Exact and Heuristic Hybrid Algorithms for Multi-Objective Robust Optimization


(Algoritmos híbridos exactos/heurísticos para optimización robusta multiobjetivo)

PPIT.UMA.B1.2017/07

Research Grant for Young Researchers funded by the University of Malaga

https://exhauro.uma.es

 

This project intends to develop optimization algorithms combining exact and heuristic techniques that outperform the state-of-the-art algorithms in optimization problems of three different domains: Economy (portfolio selection), Software Engineering (next release problem and software module clustering), Logistics (location of logistics hubs). In order to obtain an effective combination of techniques, we plan to discover new theoretical results (from elementary landscape theory, submodular functions, matroid theory, etc.) that can be used to reduce the search space or explore it in a more effective way, discarding non-optimal solutions. The optimization problems we will address are multiobjective (several objectives to optimize) and contain uncertainty in their parameters. The latter requires the use of robust optimization techniques. Real instances will be solved for each problem (or instances based on real data). Together with the robustness and multiple objectives, this will increase the interest and impact of the results of the project not only in the scientific community, but also in Industry, since companies can profit from them.

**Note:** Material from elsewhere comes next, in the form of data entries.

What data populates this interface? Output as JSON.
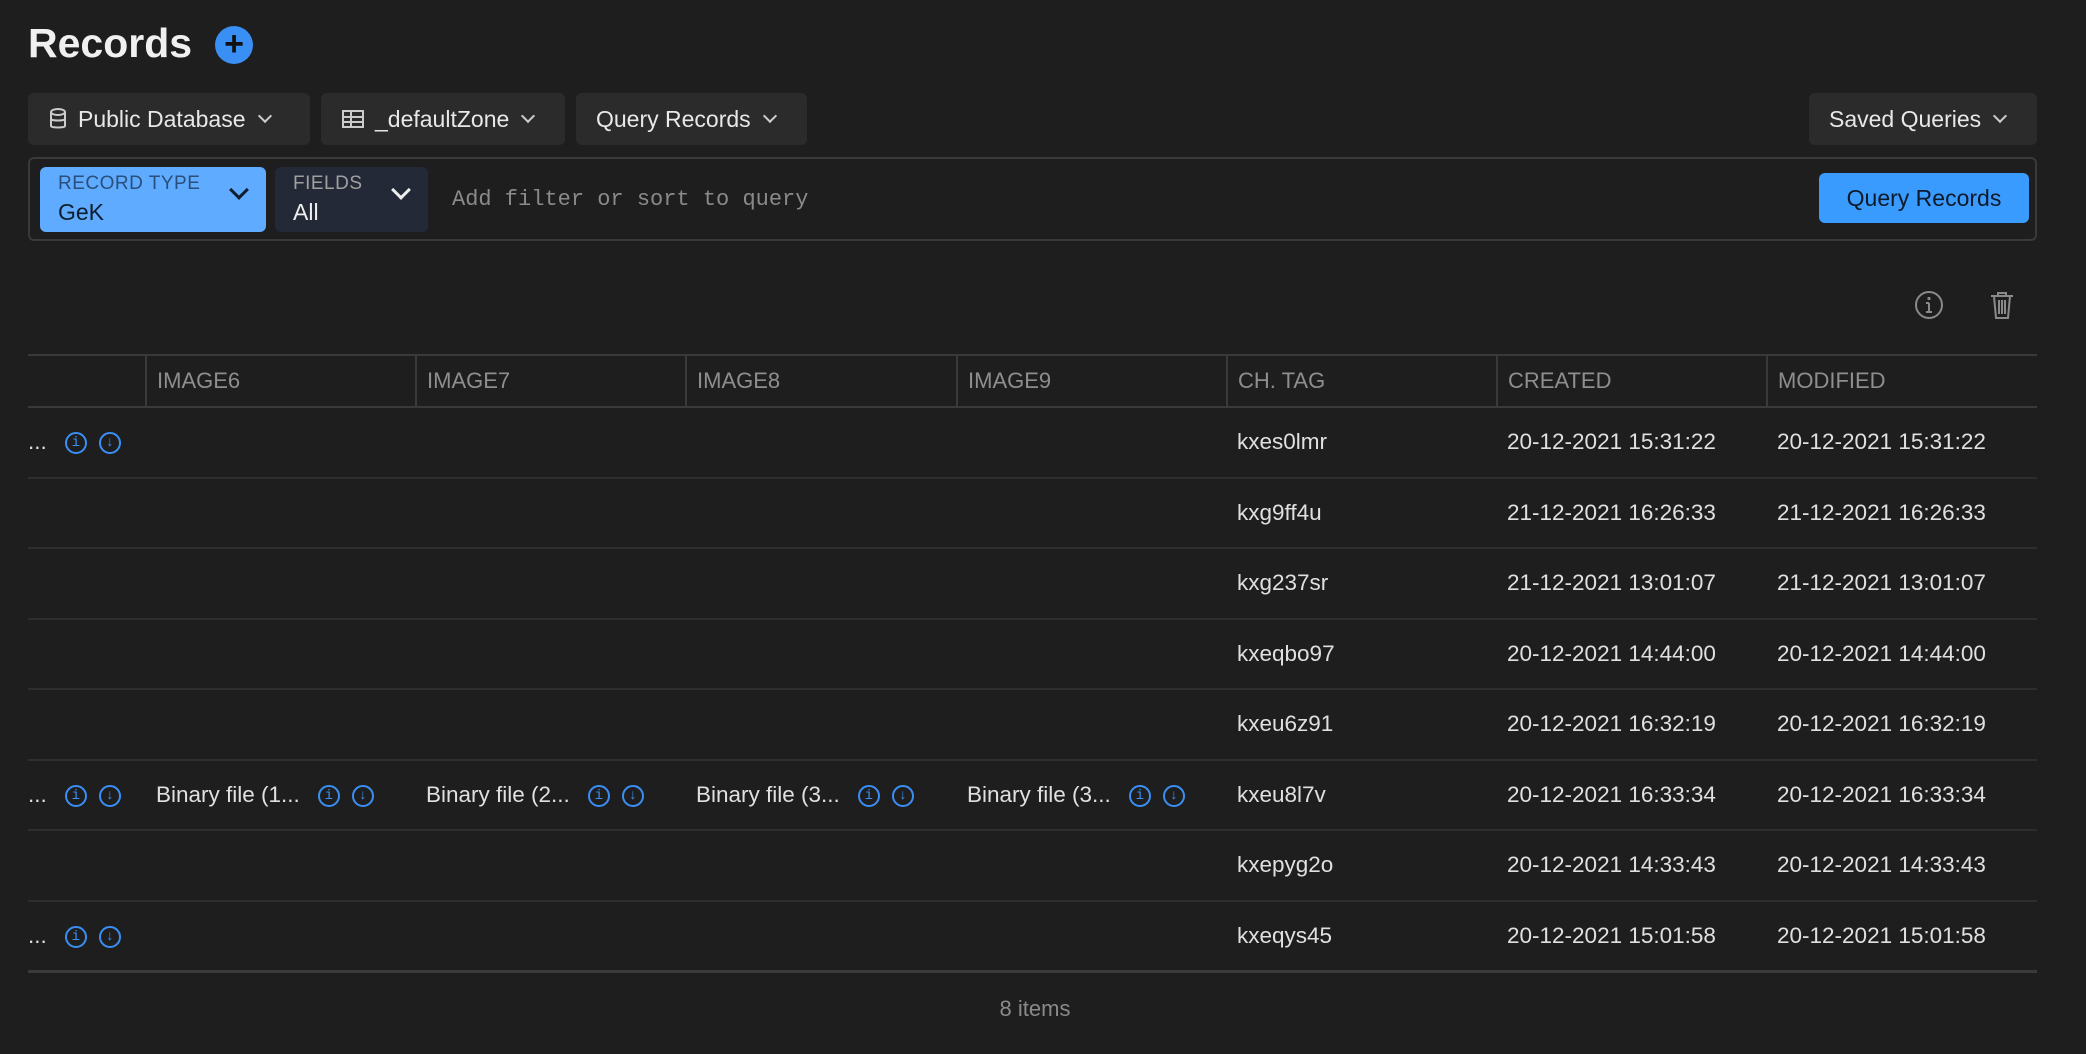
{
  "header": {
    "title": "Records",
    "add_icon": "plus-circle-icon"
  },
  "toolbar": {
    "database": "Public Database",
    "zone": "_defaultZone",
    "query": "Query Records",
    "saved": "Saved Queries"
  },
  "filter": {
    "record_type_label": "RECORD TYPE",
    "record_type_value": "GeK",
    "fields_label": "FIELDS",
    "fields_value": "All",
    "placeholder": "Add filter or sort to query",
    "submit": "Query Records"
  },
  "colors": {
    "accent": "#3a8ff5",
    "button": "#3a9bff",
    "pill": "#5eabff"
  },
  "table": {
    "columns": [
      "",
      "IMAGE6",
      "IMAGE7",
      "IMAGE8",
      "IMAGE9",
      "CH. TAG",
      "CREATED",
      "MODIFIED"
    ],
    "rows": [
      {
        "first": "...",
        "has_asset": true,
        "images": [
          "",
          "",
          "",
          ""
        ],
        "tag": "kxes0lmr",
        "created": "20-12-2021 15:31:22",
        "modified": "20-12-2021 15:31:22"
      },
      {
        "first": "",
        "has_asset": false,
        "images": [
          "",
          "",
          "",
          ""
        ],
        "tag": "kxg9ff4u",
        "created": "21-12-2021 16:26:33",
        "modified": "21-12-2021 16:26:33"
      },
      {
        "first": "",
        "has_asset": false,
        "images": [
          "",
          "",
          "",
          ""
        ],
        "tag": "kxg237sr",
        "created": "21-12-2021 13:01:07",
        "modified": "21-12-2021 13:01:07"
      },
      {
        "first": "",
        "has_asset": false,
        "images": [
          "",
          "",
          "",
          ""
        ],
        "tag": "kxeqbo97",
        "created": "20-12-2021 14:44:00",
        "modified": "20-12-2021 14:44:00"
      },
      {
        "first": "",
        "has_asset": false,
        "images": [
          "",
          "",
          "",
          ""
        ],
        "tag": "kxeu6z91",
        "created": "20-12-2021 16:32:19",
        "modified": "20-12-2021 16:32:19"
      },
      {
        "first": "...",
        "has_asset": true,
        "images": [
          "Binary file (1...",
          "Binary file (2...",
          "Binary file (3...",
          "Binary file (3..."
        ],
        "tag": "kxeu8l7v",
        "created": "20-12-2021 16:33:34",
        "modified": "20-12-2021 16:33:34"
      },
      {
        "first": "",
        "has_asset": false,
        "images": [
          "",
          "",
          "",
          ""
        ],
        "tag": "kxepyg2o",
        "created": "20-12-2021 14:33:43",
        "modified": "20-12-2021 14:33:43"
      },
      {
        "first": "...",
        "has_asset": true,
        "images": [
          "",
          "",
          "",
          ""
        ],
        "tag": "kxeqys45",
        "created": "20-12-2021 15:01:58",
        "modified": "20-12-2021 15:01:58"
      }
    ]
  },
  "footer": {
    "count": "8 items"
  }
}
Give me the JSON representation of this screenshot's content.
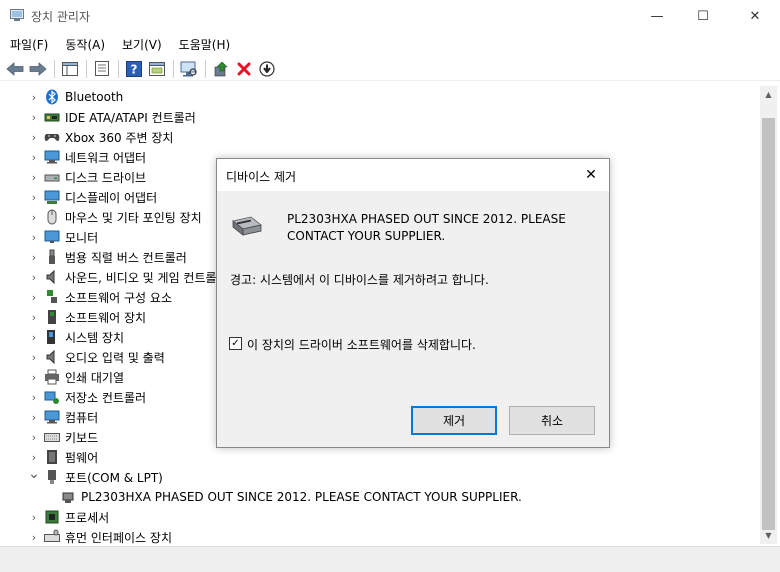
{
  "window": {
    "title": "장치 관리자",
    "min": "—",
    "max": "☐",
    "close": "✕"
  },
  "menu": [
    "파일(F)",
    "동작(A)",
    "보기(V)",
    "도움말(H)"
  ],
  "tree": {
    "items": [
      {
        "label": "Bluetooth",
        "icon": "bluetooth-icon",
        "expanded": false
      },
      {
        "label": "IDE ATA/ATAPI 컨트롤러",
        "icon": "ide-controller-icon",
        "expanded": false
      },
      {
        "label": "Xbox 360 주변 장치",
        "icon": "gamepad-icon",
        "expanded": false
      },
      {
        "label": "네트워크 어댑터",
        "icon": "network-adapter-icon",
        "expanded": false
      },
      {
        "label": "디스크 드라이브",
        "icon": "disk-drive-icon",
        "expanded": false
      },
      {
        "label": "디스플레이 어댑터",
        "icon": "display-adapter-icon",
        "expanded": false
      },
      {
        "label": "마우스 및 기타 포인팅 장치",
        "icon": "mouse-icon",
        "expanded": false
      },
      {
        "label": "모니터",
        "icon": "monitor-icon",
        "expanded": false
      },
      {
        "label": "범용 직렬 버스 컨트롤러",
        "icon": "usb-icon",
        "expanded": false
      },
      {
        "label": "사운드, 비디오 및 게임 컨트롤러",
        "icon": "speaker-icon",
        "expanded": false
      },
      {
        "label": "소프트웨어 구성 요소",
        "icon": "software-component-icon",
        "expanded": false
      },
      {
        "label": "소프트웨어 장치",
        "icon": "software-device-icon",
        "expanded": false
      },
      {
        "label": "시스템 장치",
        "icon": "system-device-icon",
        "expanded": false
      },
      {
        "label": "오디오 입력 및 출력",
        "icon": "audio-icon",
        "expanded": false
      },
      {
        "label": "인쇄 대기열",
        "icon": "printer-icon",
        "expanded": false
      },
      {
        "label": "저장소 컨트롤러",
        "icon": "storage-controller-icon",
        "expanded": false
      },
      {
        "label": "컴퓨터",
        "icon": "computer-icon",
        "expanded": false
      },
      {
        "label": "키보드",
        "icon": "keyboard-icon",
        "expanded": false
      },
      {
        "label": "펌웨어",
        "icon": "firmware-icon",
        "expanded": false
      },
      {
        "label": "포트(COM & LPT)",
        "icon": "port-icon",
        "expanded": true
      },
      {
        "label": "PL2303HXA PHASED OUT SINCE 2012. PLEASE CONTACT YOUR SUPPLIER.",
        "icon": "serial-port-icon",
        "child": true
      },
      {
        "label": "프로세서",
        "icon": "processor-icon",
        "expanded": false
      },
      {
        "label": "휴먼 인터페이스 장치",
        "icon": "hid-icon",
        "expanded": false
      }
    ]
  },
  "dialog": {
    "title": "디바이스 제거",
    "close": "✕",
    "device_name": "PL2303HXA PHASED OUT SINCE 2012. PLEASE CONTACT YOUR SUPPLIER.",
    "warning": "경고: 시스템에서 이 디바이스를 제거하려고 합니다.",
    "checkbox_label": "이 장치의 드라이버 소프트웨어를 삭제합니다.",
    "checkbox_checked": true,
    "check_mark": "✓",
    "ok_label": "제거",
    "cancel_label": "취소"
  },
  "colors": {
    "accent": "#0078d7",
    "delete_red": "#e81123",
    "enable_green": "#2e8b2e"
  }
}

There are many aspects in this project (robustness, multiple objectives, hybrid algorithms, exact techniques, heuristic techniques, theoretical results, real problems, etc.), all of them challenging, that do not usually co-occur in the same research project. This ensures the novelty and impact of the project. Our main hypothesis is that the key ingredient of an effective combination of exact and heuristic techniques is the use of problem knowledge and theoretical results. Although the project will focus on concrete problems, something required in a 1-year project, the design methodology for the algorithms and some theoretical results can be transferred to other optimization problems, increasing the scientific impact of the project.